Muscle cramps may be the first sign of heat-related illness.

Symptoms include: heavy sweating and painful muscle spasms –often in the abdomen, arms, or calves.

What to do:

  • Stop activity and move to a cooler location
  • Drink water
  • Seek medical attention if cramps persist for more than one hour

Heat exhaustion can develop after several days of exposure to high temperatures and inadequate replacement of fluids. Those most prone to heat exhaustion are elderly people, people with high blood pressure, and people working or exercising in a hot environment.

Symptoms include: heavy sweating, headache, weakness, fatigue, dizziness, fainting, nausea or vomiting.

What to do:

  • Go to an air-conditioned space. On especially hot days the City opens cooling centers. 
  • Sip cool, non-alcoholic beverages
  • Take a cool shower or bath
  • Rest
  • Seek medical attention if symptoms persist for more than one hour

Heat stroke is the most serious heat-related illness. Heat stroke can cause death or permanent disability if emergency treatment is not provided.

Symptoms may include: very high body temperature (above 103°F), red, hot, dry skin (no sweating), confusion, throbbing headache, nausea, and unconsciousness.

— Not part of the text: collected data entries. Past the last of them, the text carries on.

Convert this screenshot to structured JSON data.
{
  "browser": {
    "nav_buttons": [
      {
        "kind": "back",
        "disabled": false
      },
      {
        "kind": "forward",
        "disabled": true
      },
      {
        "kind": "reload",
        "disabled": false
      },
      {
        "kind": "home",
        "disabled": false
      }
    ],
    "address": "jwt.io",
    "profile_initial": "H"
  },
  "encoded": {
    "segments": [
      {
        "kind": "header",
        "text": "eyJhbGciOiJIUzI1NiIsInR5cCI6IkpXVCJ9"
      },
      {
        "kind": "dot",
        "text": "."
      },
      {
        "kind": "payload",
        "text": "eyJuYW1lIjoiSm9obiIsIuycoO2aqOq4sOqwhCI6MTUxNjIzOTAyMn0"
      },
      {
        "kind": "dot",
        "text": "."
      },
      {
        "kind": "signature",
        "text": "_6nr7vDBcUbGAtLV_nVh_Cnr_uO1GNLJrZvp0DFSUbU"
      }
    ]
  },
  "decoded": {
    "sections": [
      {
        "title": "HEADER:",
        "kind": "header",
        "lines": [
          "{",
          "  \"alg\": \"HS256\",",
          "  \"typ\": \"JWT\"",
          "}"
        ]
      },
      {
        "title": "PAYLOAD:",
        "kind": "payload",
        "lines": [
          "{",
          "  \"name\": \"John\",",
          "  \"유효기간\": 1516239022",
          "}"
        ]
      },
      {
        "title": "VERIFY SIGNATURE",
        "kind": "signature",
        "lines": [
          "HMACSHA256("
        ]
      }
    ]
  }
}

If you see someone with these symptoms, call 911 immediately—this is a medical emergency.

At risk:

  • People aged 65 years or older. They are less likely to sense and respond to changes in temperature. Many people, particularly older adults, also don’t feel thirsty until they’re already dehydrated. You should check in on older adults to make sure that they are staying cool and hydrated.
  • Infants and young children (under age 4). Young children are sensitive to the effects of excessive heat and must rely on their caregivers to stay cool and hydrated.
  • People with some chronic medical conditions, like diabetes, cardiovascular disease, and asthma. They are less likely to sense and respond to changes in temperature. Also, they may be taking medications that can contribute to dehydration or interfere with the body’s ability to regulate body temperature. Patients should check with their healthcare provider for more information about how specific chronic conditions and medications may affect them during extreme heat events.

Even people without chronic conditions can be at risk during hot weather. People who are homeless, pregnant, work outdoors, or are athletes should be especially careful to stay hydrated.

Chronic medical conditions

  • DiabetesPeople with diabetes get dehydrated more quickly. High temperatures can change how your body uses insulin. People with diabetes may need to test their blood sugar more often and adjust their insulin dose and what they eat and drink.
  • Cardiovascular disease — People with heart disease may be more vulnerable to heat stroke. Some medicines commonly used to treat high blood pressure, like diuretics (water pills), can worsen dehydration.
  • Respiratory diseases, (asthma) — High temperatures can also impact air quality and worsen respiratory conditions, like asthma. Visit AirNow to check air quality ratings each day and plan your activities accordingly.